Veterans Day has always had personal meaning for me. Five uncles served in World War II. Another uncle served in Korea. My father-in-law was a combat-wounded Vietnam veteran. One brother-in-law served in both Desert Storm and the current war in Iraq; his brother also served in the current Iraq conflict.

And none of them – not one – ever talked about their wartime experiences. That, to me, speaks volumes about the stoic heroism that all veterans possess to maintain the freedoms that the rest of us tend to take for granted.

Since the birth of movies, Hollywood has tried to depict the realities of war, with varying degrees of success. Here are some examples focusing on major military conflicts of the past century that got it right:

World War I: “All Quiet on the Western Front” (1930) – The first war movie to win the Oscar for Best Picture, this adaptation of the classic novel by Erich Maria Remarque remains the best. Urged on by their hawkish school teacher, young German boys enlist in the army searching for adventure and instead encounter a new kind of conflict born from the Industrial Revolution that would mark the turning point in the art of war.

World War II: “The Pacific” (2010) – There have been more films based on WWII than any other conflict, but this 10-part mini-series from the creators of the award-winning (and almost as good) “Band of Brothers” makes you feel every drop of blood and sweat spilled in the Pacific theater.
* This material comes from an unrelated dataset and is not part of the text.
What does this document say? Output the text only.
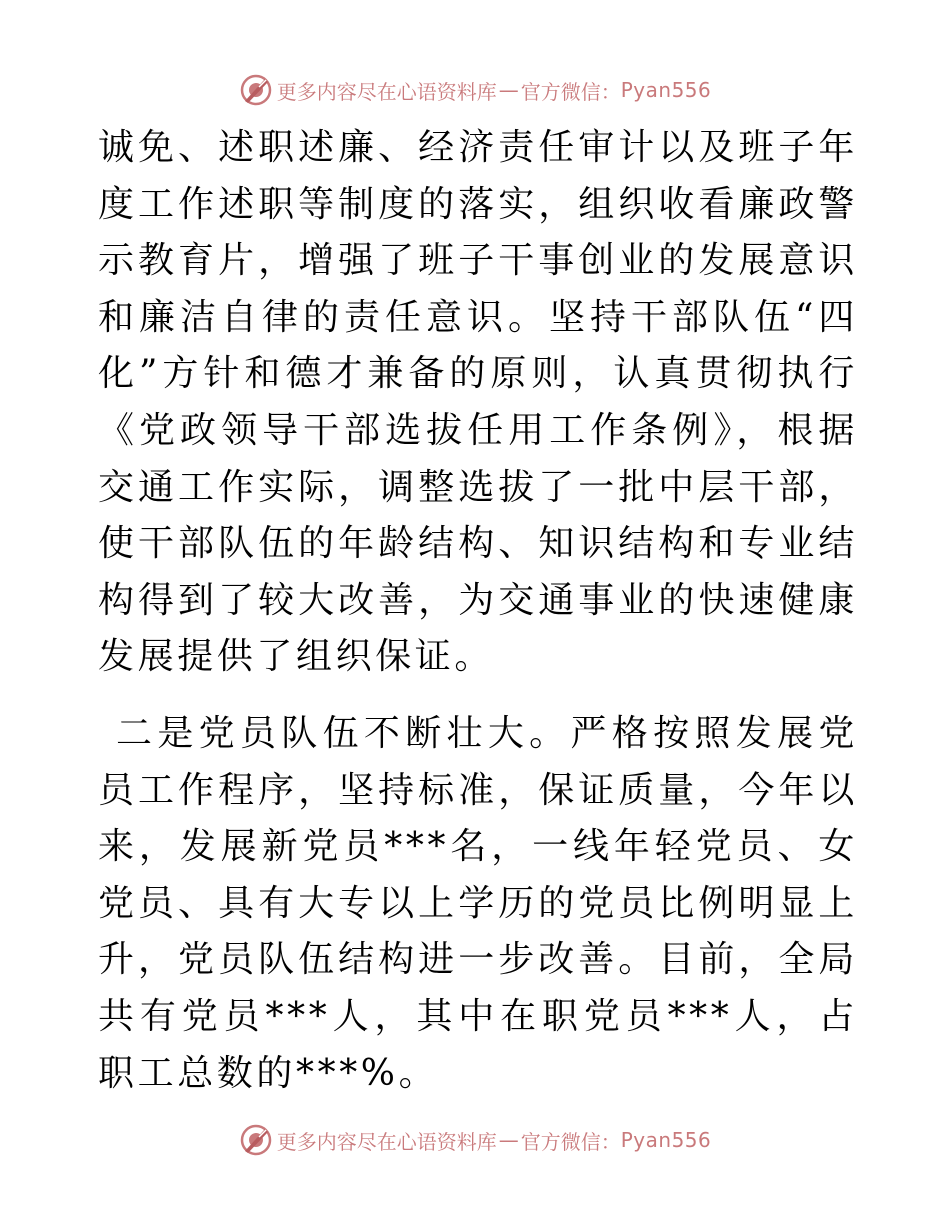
更多内容尽在心语资料库 — 官方微信： Pyan556

诚免、述职述廉、经济责任审计以及班子年度工作述职等制度的落实，组织收看廉政警示教育片，增强了班子干事创业的发展意识和廉洁自律的责任意识。坚持干部队伍“四化”方针和德才兼备的原则，认真贯彻执行《党政领导干部选拔任用工作条例》，根据交通工作实际，调整选拔了一批中层干部，使干部队伍的年龄结构、知识结构和专业结构得到了较大改善，为交通事业的快速健康发展提供了组织保证。

二是党员队伍不断壮大。严格按照发展党员工作程序，坚持标准，保证质量，今年以来，发展新党员***名，一线年轻党员、女党员、具有大专以上学历的党员比例明显上升，党员队伍结构进一步改善。目前，全局共有党员***人，其中在职党员***人，占职工总数的***%。

更多内容尽在心语资料库 — 官方微信： Pyan556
Based on the true-life stories of three Marines, all the horrors of war, both physical and psychological, are laid bare with unflinching resolve.

Korean War: “M*A*S*H” (TV series, 1972-1983) – This dark comedy focusing on an Army medical hospital at times veered too far to the absurd and at other times tried too hard to beat viewers over the head with an anti-war message. But when it was at its best, this so-called “sitcom” truly revolutionized television and signaled that the days of inane wartime shows like “Hogan’s Heroes” and “McHale’s Navy” were gone forever.

Vietnam: “The Deer Hunter” (1978): I’ve seen this film multiple times, and I still have a hard time watching the Russian roulette scene in the POW camp. When Michael (Robert De Niro) fails to save longtime friend and brother-in-arms Nick (Christopher Walken), it’s horrifying, heartbreaking and shocking all at the same time. No heroic, happy endings here – but then, in war, there rarely are.

Desert Shield/Storm: “Jarhead” (2005) – It wasn’t until we were in another war with Iraq that the first conflict of the 1990s was given its proper due on the big screen. Jake Gyllenhaal plays real-life Marine Anthony Swofford from his enlistment in the late 1980s through the tense days of Desert Shield and finally the quick but brutal Desert Storm.

Somalia: “Black Hawk Down” (2001) – A single photo – that of Somali rebels dragging a dead U.S. soldier’s body through the streets of Mogadishu – turned public opinion against military intervention in this war-torn African country and spurred President Clinton to call for a quick withdrawal. “Black Hawk Down” is the story of that fateful mission.

Iraq War: “The Hurt Locker” (2008) – This Best Picture Oscar winner doesn’t take sides as to whether the current military action in Iraq is justified – it simply presents the harrowing day-to-day reality of a bomb squad as they try to do their jobs while dealing not only with the enemy but with locals who may or may not be against them. Riveting from start to finish.